Als der Beirat, das Stadtteilparlament von Walle, Ende 2018 vom bevorstehenden Abriss des historischen Ulrichsschuppens hörte, suchte man schnell nach einer Möglichkeit, zumindest Teile als historische Stätte zu erhalten.
Der dritte wichtige Akteur ist das Unternehmen J. Müller aus Brake, das das Gelände 2018 erworben hatte, um seine Lagerkapazität für Rohkaffee auszubauen. Was sie da gekauft hatten, das wusste bei der Hafengesellschaft niemand. „Für uns waren das nur Lagerschuppen. Die mussten weg“, sagt Uwe Schiemann vom Unternehmen. Auf die Bitten des Beirats aber ging man gern ein: Die Fassade erhalten, das sei nicht möglich gewesen; hundert Quadratmeter für den Gedenkort abzwacken, darauf konnte man sich aber einlassen.

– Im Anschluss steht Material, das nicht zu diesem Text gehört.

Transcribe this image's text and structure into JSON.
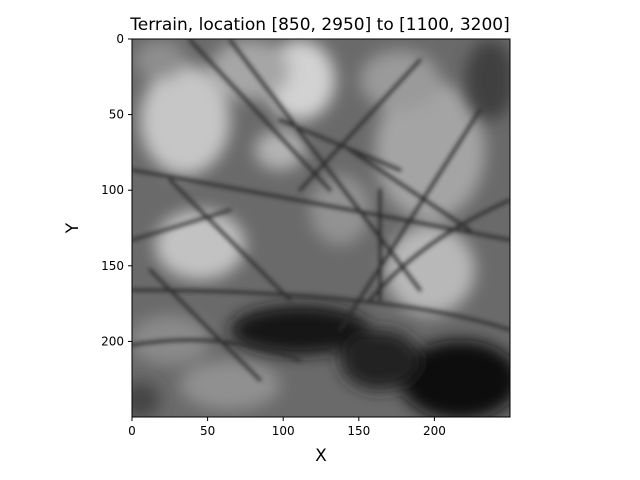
{
  "chart_data": {
    "type": "heatmap",
    "title": "Terrain, location [850, 2950] to [1100, 3200]",
    "xlabel": "X",
    "ylabel": "Y",
    "xlim": [
      0,
      250
    ],
    "ylim": [
      250,
      0
    ],
    "x_ticks": [
      0,
      50,
      100,
      150,
      200
    ],
    "y_ticks": [
      0,
      50,
      100,
      150,
      200
    ],
    "colormap": "gray",
    "grid": false,
    "colors": {
      "axis": "#000000",
      "background": "#ffffff"
    }
  }
}
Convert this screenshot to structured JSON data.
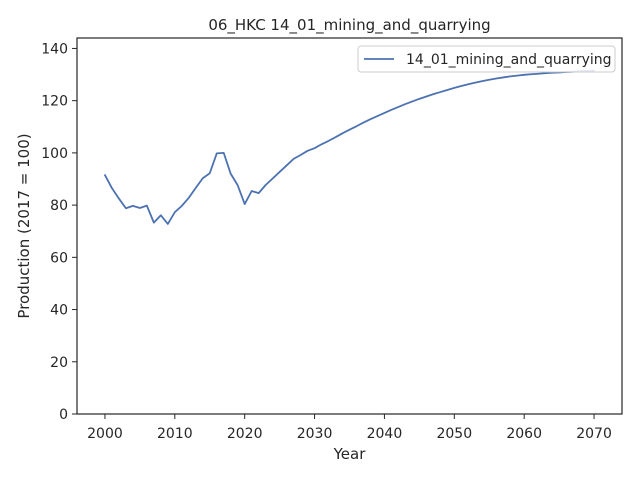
{
  "chart_data": {
    "type": "line",
    "title": "06_HKC 14_01_mining_and_quarrying",
    "xlabel": "Year",
    "ylabel": "Production (2017 = 100)",
    "xlim": [
      1996,
      2074
    ],
    "ylim": [
      0,
      144
    ],
    "xticks": [
      2000,
      2010,
      2020,
      2030,
      2040,
      2050,
      2060,
      2070
    ],
    "yticks": [
      0,
      20,
      40,
      60,
      80,
      100,
      120,
      140
    ],
    "grid": false,
    "legend": "top-right",
    "series": [
      {
        "name": "14_01_mining_and_quarrying",
        "color": "#4c72b0",
        "x": [
          2000,
          2001,
          2002,
          2003,
          2004,
          2005,
          2006,
          2007,
          2008,
          2009,
          2010,
          2011,
          2012,
          2013,
          2014,
          2015,
          2016,
          2017,
          2018,
          2019,
          2020,
          2021,
          2022,
          2023,
          2024,
          2025,
          2026,
          2027,
          2028,
          2029,
          2030,
          2031,
          2032,
          2033,
          2034,
          2035,
          2036,
          2037,
          2038,
          2039,
          2040,
          2041,
          2042,
          2043,
          2044,
          2045,
          2046,
          2047,
          2048,
          2049,
          2050,
          2051,
          2052,
          2053,
          2054,
          2055,
          2056,
          2057,
          2058,
          2059,
          2060,
          2061,
          2062,
          2063,
          2064,
          2065,
          2066,
          2067,
          2068,
          2069,
          2070
        ],
        "y": [
          91.5,
          86.5,
          82.5,
          78.8,
          79.7,
          78.9,
          79.8,
          73.3,
          76.1,
          72.8,
          77.3,
          79.7,
          82.8,
          86.6,
          90.3,
          92.2,
          99.8,
          100.0,
          92.0,
          87.6,
          80.4,
          85.4,
          84.6,
          87.7,
          90.2,
          92.7,
          95.2,
          97.7,
          99.2,
          100.8,
          101.8,
          103.3,
          104.6,
          106.0,
          107.5,
          108.9,
          110.2,
          111.6,
          112.9,
          114.1,
          115.3,
          116.5,
          117.6,
          118.7,
          119.7,
          120.7,
          121.6,
          122.5,
          123.3,
          124.1,
          124.9,
          125.6,
          126.3,
          126.9,
          127.5,
          128.0,
          128.5,
          128.9,
          129.3,
          129.6,
          129.9,
          130.1,
          130.3,
          130.5,
          130.7,
          130.8,
          131.0,
          131.1,
          131.3,
          131.4,
          131.5
        ]
      }
    ]
  }
}
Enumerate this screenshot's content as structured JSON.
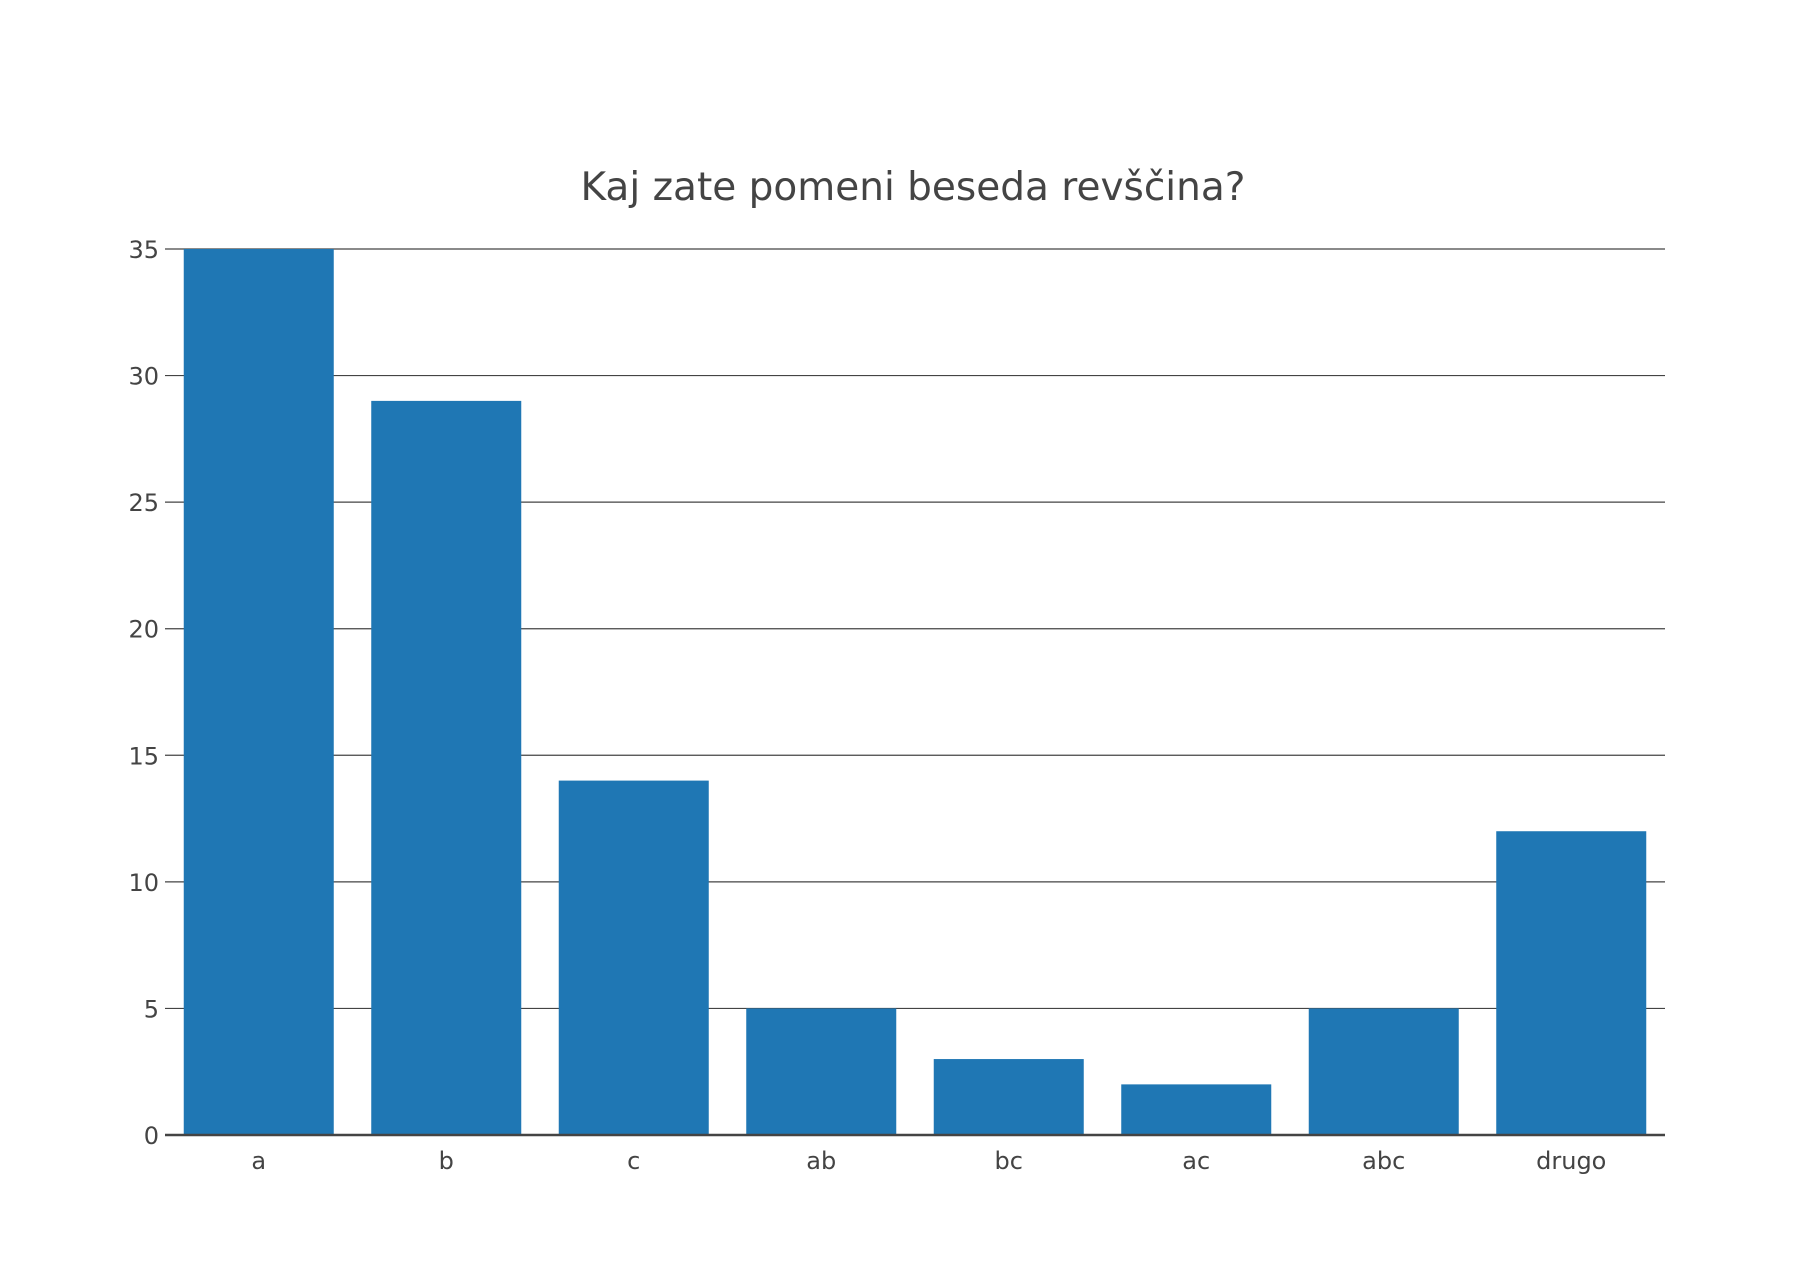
{
  "chart_data": {
    "type": "bar",
    "title": "Kaj zate pomeni beseda revščina?",
    "xlabel": "",
    "ylabel": "",
    "categories": [
      "a",
      "b",
      "c",
      "ab",
      "bc",
      "ac",
      "abc",
      "drugo"
    ],
    "values": [
      35,
      29,
      14,
      5,
      3,
      2,
      5,
      12
    ],
    "ylim": [
      0,
      35
    ],
    "yticks": [
      0,
      5,
      10,
      15,
      20,
      25,
      30,
      35
    ],
    "grid": true,
    "legend": "none",
    "bar_color": "#1f77b4"
  }
}
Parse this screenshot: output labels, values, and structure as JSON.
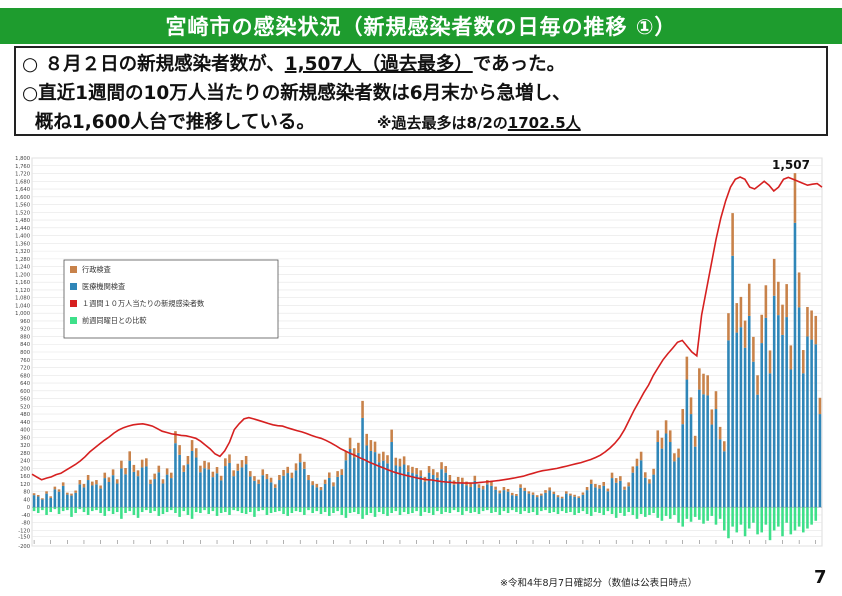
{
  "header": {
    "title": "宮崎市の感染状況（新規感染者数の日毎の推移 ①）"
  },
  "summary": {
    "line1_prefix": "○ ８月２日の新規感染者数が、",
    "line1_value": "1,507人（過去最多）",
    "line1_suffix": "であった。",
    "line2": "○直近1週間の10万人当たりの新規感染者数は6月末から急増し、",
    "line3": "概ね1,600人台で推移している。",
    "note_prefix": "※過去最多は8/2の",
    "note_value": "1702.5人"
  },
  "footer": {
    "footnote": "※令和4年8月7日確認分（数値は公表日時点）",
    "page_number": "7"
  },
  "colors": {
    "title_bg": "#1e9c2e",
    "gyosei": "#c8824a",
    "iryo": "#2f86b8",
    "rate_line": "#d62020",
    "week_compare": "#3ee08a"
  },
  "chart_data": {
    "type": "bar",
    "title": "",
    "xlabel": "",
    "ylabel": "",
    "ylim": [
      -200,
      1800
    ],
    "y_ticks": [
      "-200",
      "-150",
      "-120",
      "-80",
      "-40",
      "0",
      "40",
      "80",
      "120",
      "160",
      "200",
      "240",
      "280",
      "320",
      "360",
      "400",
      "440",
      "480",
      "520",
      "560",
      "600",
      "640",
      "680",
      "720",
      "760",
      "800",
      "840",
      "880",
      "920",
      "960",
      "1,000",
      "1,040",
      "1,080",
      "1,120",
      "1,160",
      "1,200",
      "1,240",
      "1,280",
      "1,320",
      "1,360",
      "1,400",
      "1,440",
      "1,480",
      "1,520",
      "1,560",
      "1,600",
      "1,640",
      "1,680",
      "1,720",
      "1,760",
      "1,800"
    ],
    "grid": true,
    "legend": {
      "position": "left",
      "entries": [
        "行政検査",
        "医療機関検査",
        "１週間１０万人当たりの新規感染者数",
        "前週同曜日との比較"
      ]
    },
    "annotations": [
      {
        "label": "1,507"
      }
    ],
    "series": [
      {
        "name": "医療機関検査",
        "values": [
          62,
          55,
          40,
          70,
          48,
          92,
          80,
          110,
          65,
          60,
          74,
          118,
          102,
          140,
          112,
          118,
          96,
          150,
          130,
          165,
          122,
          200,
          170,
          240,
          182,
          160,
          205,
          210,
          120,
          145,
          180,
          122,
          168,
          150,
          330,
          270,
          182,
          222,
          290,
          256,
          180,
          201,
          195,
          155,
          175,
          138,
          212,
          228,
          160,
          188,
          205,
          222,
          158,
          136,
          120,
          165,
          145,
          128,
          100,
          140,
          162,
          176,
          150,
          190,
          232,
          198,
          140,
          114,
          102,
          88,
          120,
          151,
          108,
          156,
          166,
          242,
          300,
          256,
          280,
          460,
          318,
          290,
          284,
          232,
          240,
          226,
          336,
          215,
          210,
          220,
          182,
          176,
          170,
          160,
          132,
          178,
          166,
          152,
          196,
          178,
          140,
          116,
          132,
          128,
          112,
          104,
          136,
          100,
          92,
          118,
          110,
          90,
          72,
          88,
          80,
          62,
          58,
          100,
          84,
          70,
          64,
          52,
          60,
          74,
          86,
          68,
          52,
          46,
          70,
          60,
          54,
          48,
          64,
          88,
          120,
          102,
          96,
          110,
          82,
          150,
          126,
          136,
          90,
          108,
          178,
          212,
          242,
          152,
          122,
          168,
          336,
          302,
          380,
          336,
          236,
          256,
          428,
          658,
          480,
          312,
          606,
          582,
          576,
          426,
          506,
          350,
          288,
          860,
          1296,
          900,
          928,
          822,
          986,
          750,
          580,
          846,
          976,
          690,
          1090,
          990,
          888,
          980,
          710,
          1466,
          1030,
          690,
          880,
          864,
          840,
          480
        ],
        "color": "#2f86b8"
      },
      {
        "name": "行政検査",
        "values": [
          10,
          8,
          6,
          12,
          8,
          14,
          12,
          18,
          10,
          10,
          12,
          22,
          18,
          26,
          20,
          22,
          16,
          28,
          24,
          30,
          22,
          40,
          32,
          48,
          36,
          30,
          40,
          42,
          22,
          28,
          34,
          22,
          32,
          28,
          62,
          50,
          34,
          42,
          56,
          48,
          34,
          38,
          36,
          28,
          32,
          24,
          40,
          44,
          30,
          36,
          38,
          42,
          28,
          24,
          22,
          30,
          26,
          24,
          18,
          26,
          30,
          32,
          28,
          36,
          44,
          36,
          26,
          20,
          18,
          16,
          22,
          28,
          20,
          30,
          30,
          46,
          58,
          48,
          52,
          88,
          60,
          56,
          54,
          44,
          46,
          42,
          64,
          40,
          40,
          42,
          34,
          32,
          32,
          30,
          24,
          34,
          30,
          28,
          36,
          34,
          26,
          22,
          24,
          24,
          20,
          20,
          26,
          18,
          18,
          22,
          20,
          16,
          14,
          16,
          14,
          12,
          10,
          18,
          16,
          12,
          12,
          10,
          10,
          14,
          16,
          12,
          10,
          8,
          12,
          10,
          10,
          8,
          12,
          16,
          22,
          18,
          18,
          20,
          14,
          28,
          24,
          24,
          16,
          20,
          32,
          38,
          44,
          28,
          22,
          30,
          60,
          56,
          68,
          60,
          42,
          46,
          78,
          118,
          86,
          56,
          110,
          106,
          104,
          78,
          92,
          64,
          52,
          140,
          220,
          152,
          156,
          140,
          166,
          128,
          100,
          146,
          168,
          118,
          190,
          172,
          156,
          170,
          124,
          256,
          180,
          120,
          152,
          150,
          146,
          84
        ],
        "color": "#c8824a"
      },
      {
        "name": "前週同曜日との比較",
        "values": [
          -20,
          -30,
          -15,
          -40,
          -25,
          -10,
          -35,
          -20,
          -15,
          -50,
          -30,
          -10,
          -25,
          -40,
          -20,
          -15,
          -30,
          -45,
          -20,
          -35,
          -25,
          -60,
          -30,
          -20,
          -40,
          -55,
          -25,
          -15,
          -30,
          -20,
          -45,
          -35,
          -25,
          -15,
          -30,
          -50,
          -20,
          -40,
          -60,
          -25,
          -30,
          -15,
          -35,
          -20,
          -45,
          -30,
          -25,
          -40,
          -15,
          -20,
          -30,
          -35,
          -25,
          -50,
          -20,
          -15,
          -40,
          -30,
          -25,
          -20,
          -35,
          -45,
          -30,
          -20,
          -25,
          -40,
          -15,
          -30,
          -20,
          -35,
          -25,
          -45,
          -30,
          -20,
          -40,
          -55,
          -30,
          -25,
          -35,
          -60,
          -40,
          -30,
          -50,
          -25,
          -35,
          -45,
          -30,
          -20,
          -40,
          -25,
          -35,
          -30,
          -20,
          -45,
          -25,
          -30,
          -40,
          -20,
          -35,
          -25,
          -30,
          -15,
          -25,
          -40,
          -20,
          -30,
          -25,
          -35,
          -20,
          -15,
          -30,
          -25,
          -40,
          -20,
          -30,
          -15,
          -25,
          -35,
          -20,
          -30,
          -25,
          -40,
          -20,
          -15,
          -30,
          -25,
          -35,
          -20,
          -30,
          -25,
          -40,
          -30,
          -20,
          -35,
          -45,
          -25,
          -30,
          -40,
          -20,
          -35,
          -55,
          -30,
          -45,
          -25,
          -40,
          -60,
          -35,
          -50,
          -40,
          -30,
          -55,
          -70,
          -45,
          -60,
          -40,
          -80,
          -100,
          -60,
          -75,
          -50,
          -65,
          -85,
          -70,
          -45,
          -90,
          -60,
          -120,
          -160,
          -100,
          -130,
          -90,
          -150,
          -110,
          -80,
          -140,
          -130,
          -90,
          -170,
          -120,
          -100,
          -150,
          -80,
          -140,
          -120,
          -100,
          -130,
          -110,
          -90,
          -70
        ],
        "color": "#3ee08a"
      },
      {
        "name": "１週間１０万人当たりの新規感染者数",
        "values": [
          170,
          155,
          142,
          150,
          156,
          168,
          175,
          190,
          205,
          220,
          238,
          260,
          285,
          305,
          325,
          345,
          362,
          382,
          398,
          410,
          418,
          425,
          428,
          430,
          425,
          418,
          405,
          392,
          385,
          378,
          374,
          370,
          368,
          362,
          355,
          340,
          320,
          300,
          275,
          262,
          290,
          335,
          400,
          430,
          455,
          462,
          455,
          448,
          440,
          432,
          425,
          420,
          418,
          410,
          402,
          395,
          388,
          380,
          370,
          362,
          355,
          345,
          332,
          318,
          302,
          290,
          278,
          268,
          255,
          245,
          232,
          222,
          212,
          202,
          192,
          182,
          175,
          168,
          162,
          156,
          150,
          146,
          142,
          140,
          136,
          132,
          130,
          128,
          126,
          125,
          124,
          124,
          125,
          128,
          130,
          132,
          135,
          138,
          142,
          146,
          150,
          155,
          160,
          168,
          175,
          182,
          188,
          192,
          196,
          200,
          206,
          212,
          218,
          224,
          230,
          238,
          246,
          256,
          268,
          285,
          305,
          330,
          360,
          400,
          450,
          500,
          545,
          590,
          630,
          680,
          720,
          760,
          792,
          820,
          850,
          860,
          830,
          800,
          780,
          990,
          1120,
          1250,
          1380,
          1490,
          1580,
          1650,
          1690,
          1702,
          1690,
          1650,
          1640,
          1660,
          1680,
          1660,
          1630,
          1650,
          1690,
          1700,
          1690,
          1680,
          1670,
          1660,
          1665,
          1668,
          1650
        ],
        "color": "#d62020"
      }
    ]
  }
}
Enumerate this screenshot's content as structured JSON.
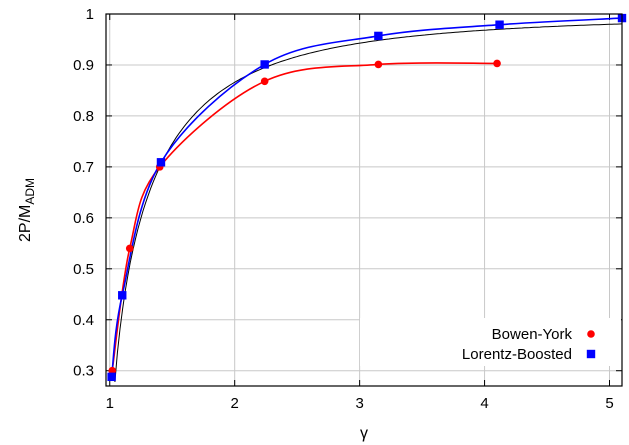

Ein bisschen zu kurz kommt am Tag der Einweihung das eigentliche Gedenken an die Zwangsarbeiter. Wer sie waren, ob sie entschädigt wurden, wie sie gelebt haben – das wird nicht erzählt. Dabei gäbe es einiges zu erzählen über die 986 Männer. Gearbeitet haben sie für den Hafenbetriebsverein; profitiert von ihrer Arbeitskraft haben wohl alle Unternehmen, die damals im Hafen ansässig waren. Unter den Männern waren Kriegsgefangene, aber auch „Zivilarbeiter“: Zivilist*innen die zwangsrequiriert wurden. Gut ging es ihnen nicht, eine wissenschaftliche Studie berichtet von Elf- und Zwölf-Stunden-Tagen, von Sieben-Tage-Wochen. Wie schlecht hing auch davon ab, in welchem Schuppen sie lebten: Die „Zivilarbeiter“ aus Frankreich im Schuppen 10 fielen unter die Genfer Konvention. Die Sowjets im Schuppen 9 waren schlechter gestellt, für sie galt die Genfer Konvention nicht.
Bekannt geworden ist die Geschichte der französischen Insassen durch eine historisch einmalige Überlieferung: Die Zwangsarbeiter hatten mit deutscher Genehmigung großflächige Wandbilder gemalt: 13 Szenen auf 105 Quadratmetern stellten die Tage im Lager dar. Die Bilder waren später übertüncht worden, aber durch die Erinnerung eines ukrainischen Zwangsarbeiters aus dem benachbarten Sowjetlager wieder ins Gedächtnis gerufen, geborgen und restauriert worden. Die Bilder sind unter anderem im Staatsarchiv ausgestellt.